New research has linked the changes in the brain's anatomy and biomarkers to the early stage symptoms of Alzheimer's disease (AD). These findings could one day provide a sensitive but non-invasive test for AD before cognitive symptoms appear.
Scientists have known for some time that one of the first signs of AD is buildup of amyloid-Beta and tau proteins in the brain. They have also known that the hippocampus atrophies and loses volume in some AD patients years before cognitive decline.
To examine the link between the two, a team of researchers from McGill University and McGill-affiliated health institutes followed 88 individuals at hereditary risk of AD, but who did not show any cognitive signs of the disease. Subjects were scanned using magnetic resonance imaging (MRI) to determine brain volume and had cerebrospinal fluid (CSF) extracted to test levels of amyloid-Beta and tau. These data were collected by the Centre for Studies on the Prevention of Alzheimer's Disease group at the Douglas Mental Health University Institute under the leadership of Dr. John Breitner.

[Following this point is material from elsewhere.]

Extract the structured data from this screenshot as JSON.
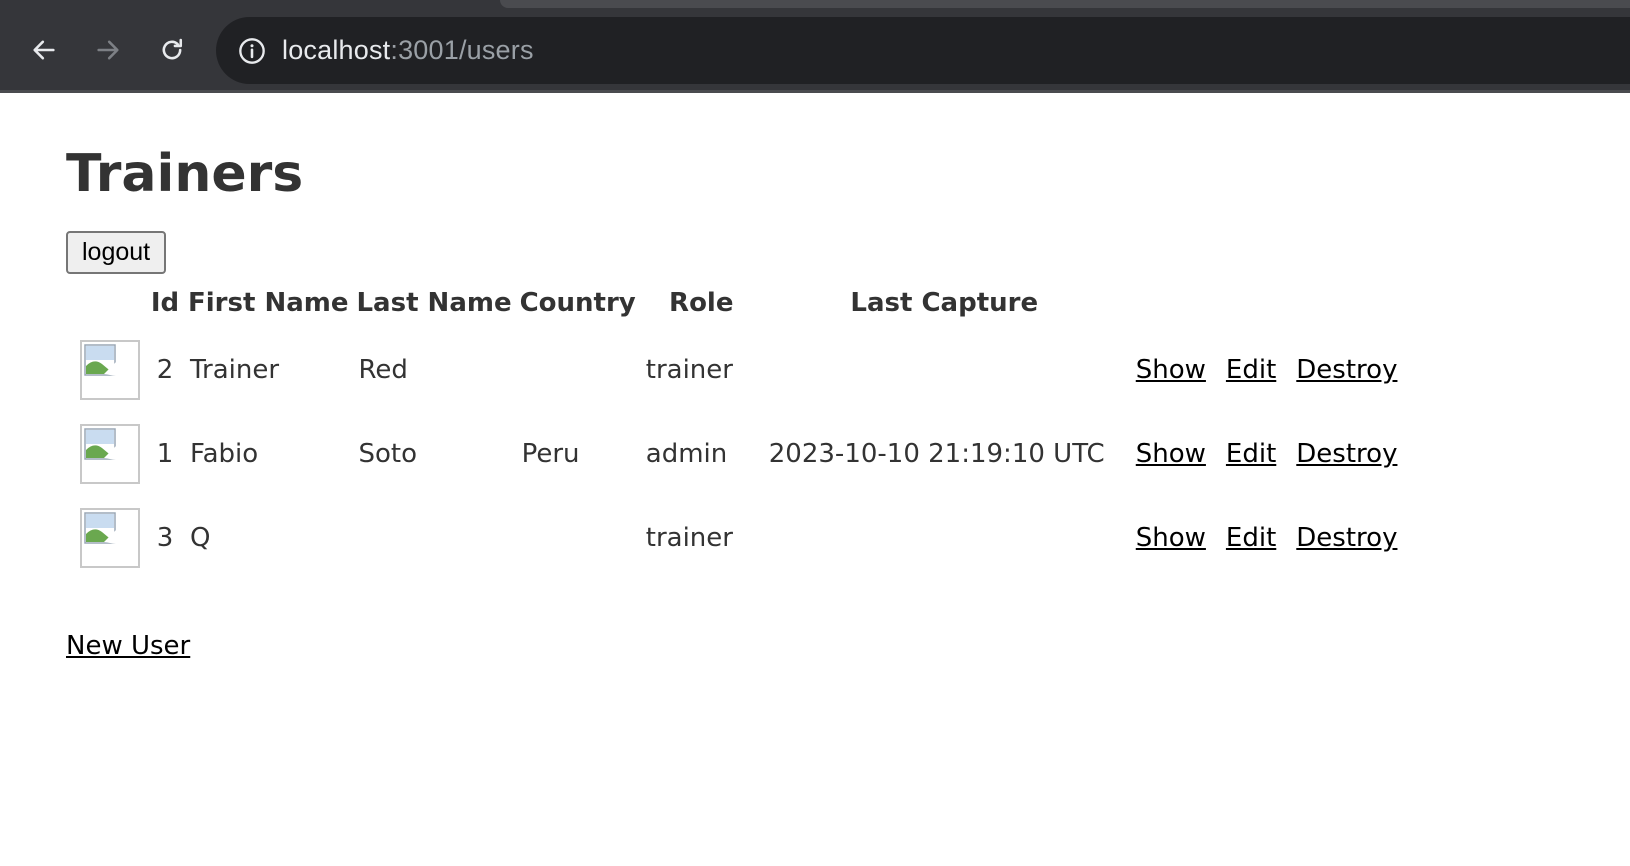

Biomarkers can used to test the effectiveness of drugs in clinical trials. Their results add to our knowledge of how AD progresses from its first physiological signs to cognitive decline, helping identify those at most risk of AD. These biomarkers can then be used to test the effectiveness of drugs in clinical trials. It also may one day allow physicians to identify at-risk people with only MRI, eliminating the need for a lumbar puncture, which can be a painful procedure.

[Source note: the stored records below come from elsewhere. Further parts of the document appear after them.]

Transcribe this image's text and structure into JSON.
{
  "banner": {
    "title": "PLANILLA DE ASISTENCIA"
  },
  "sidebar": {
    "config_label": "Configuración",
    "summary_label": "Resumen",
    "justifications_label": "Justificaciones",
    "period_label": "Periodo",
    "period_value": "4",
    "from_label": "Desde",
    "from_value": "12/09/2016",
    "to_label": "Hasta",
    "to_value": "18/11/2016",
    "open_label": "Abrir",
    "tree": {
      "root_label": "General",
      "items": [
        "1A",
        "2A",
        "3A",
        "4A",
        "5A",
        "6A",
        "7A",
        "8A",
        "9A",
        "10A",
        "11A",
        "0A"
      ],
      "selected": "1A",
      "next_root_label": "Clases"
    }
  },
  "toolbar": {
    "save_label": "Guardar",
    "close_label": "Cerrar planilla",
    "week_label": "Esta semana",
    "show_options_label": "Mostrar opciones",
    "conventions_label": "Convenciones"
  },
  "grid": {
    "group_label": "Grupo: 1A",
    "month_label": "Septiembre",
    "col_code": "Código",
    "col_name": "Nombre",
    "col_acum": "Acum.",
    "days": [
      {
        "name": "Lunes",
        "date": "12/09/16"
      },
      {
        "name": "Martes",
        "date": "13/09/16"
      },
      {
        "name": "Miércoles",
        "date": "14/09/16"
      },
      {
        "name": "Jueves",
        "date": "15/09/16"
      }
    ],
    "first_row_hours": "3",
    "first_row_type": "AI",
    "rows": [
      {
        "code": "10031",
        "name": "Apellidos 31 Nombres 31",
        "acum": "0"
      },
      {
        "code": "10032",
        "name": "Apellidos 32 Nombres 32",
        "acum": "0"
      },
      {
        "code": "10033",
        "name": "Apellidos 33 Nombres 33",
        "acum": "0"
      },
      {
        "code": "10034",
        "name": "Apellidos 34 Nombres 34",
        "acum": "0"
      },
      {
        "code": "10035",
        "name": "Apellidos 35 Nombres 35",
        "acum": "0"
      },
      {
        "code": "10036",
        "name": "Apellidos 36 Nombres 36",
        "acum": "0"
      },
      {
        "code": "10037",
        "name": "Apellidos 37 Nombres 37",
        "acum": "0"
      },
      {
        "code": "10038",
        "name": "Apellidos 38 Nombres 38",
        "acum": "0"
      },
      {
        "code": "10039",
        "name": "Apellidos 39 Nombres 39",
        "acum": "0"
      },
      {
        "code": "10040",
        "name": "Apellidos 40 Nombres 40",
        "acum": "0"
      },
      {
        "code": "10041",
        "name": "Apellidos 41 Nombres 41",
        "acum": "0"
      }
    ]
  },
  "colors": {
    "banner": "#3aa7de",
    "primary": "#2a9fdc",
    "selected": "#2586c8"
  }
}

"Our work highlights not only the need but also the possibility of adding sensitive biomarkers of early white matter pathology in the presymptomatic phase of AD," says Christine Tardif, an assistant professor at the McConnell Brain Imaging Centre of the Montreal Neurological Institute and Hospital, and the paper's first author.

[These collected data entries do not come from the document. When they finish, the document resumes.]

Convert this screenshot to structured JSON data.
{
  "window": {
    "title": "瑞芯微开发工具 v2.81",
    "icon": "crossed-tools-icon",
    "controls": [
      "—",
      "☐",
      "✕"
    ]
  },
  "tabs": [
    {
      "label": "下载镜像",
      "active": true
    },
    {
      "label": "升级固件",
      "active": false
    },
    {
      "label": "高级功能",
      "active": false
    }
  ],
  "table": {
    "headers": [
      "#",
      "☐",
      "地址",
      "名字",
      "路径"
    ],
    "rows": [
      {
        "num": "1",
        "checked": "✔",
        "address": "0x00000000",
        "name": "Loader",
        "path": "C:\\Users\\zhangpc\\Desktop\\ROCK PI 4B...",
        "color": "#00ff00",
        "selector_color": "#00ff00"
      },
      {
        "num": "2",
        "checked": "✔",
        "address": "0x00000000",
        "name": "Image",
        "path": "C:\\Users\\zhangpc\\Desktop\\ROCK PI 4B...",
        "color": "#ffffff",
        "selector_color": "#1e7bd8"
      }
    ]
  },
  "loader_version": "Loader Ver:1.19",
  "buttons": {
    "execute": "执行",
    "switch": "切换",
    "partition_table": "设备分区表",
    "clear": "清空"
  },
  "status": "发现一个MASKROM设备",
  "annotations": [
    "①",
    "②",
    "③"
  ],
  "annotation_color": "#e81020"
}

"This technique demonstrates significant promise in identifying those at greatest risk for developing Alzheimer's disease without using an invasive procedure like a lumbar puncture, which can be stressful for patients" says Mallar Chakravarty, the study's senior author and an assistant professor at McGill's Department of Psychiatry and computational neuroscientist in the Cerebral Imaging Centre at the Douglas Mental Health University Institute.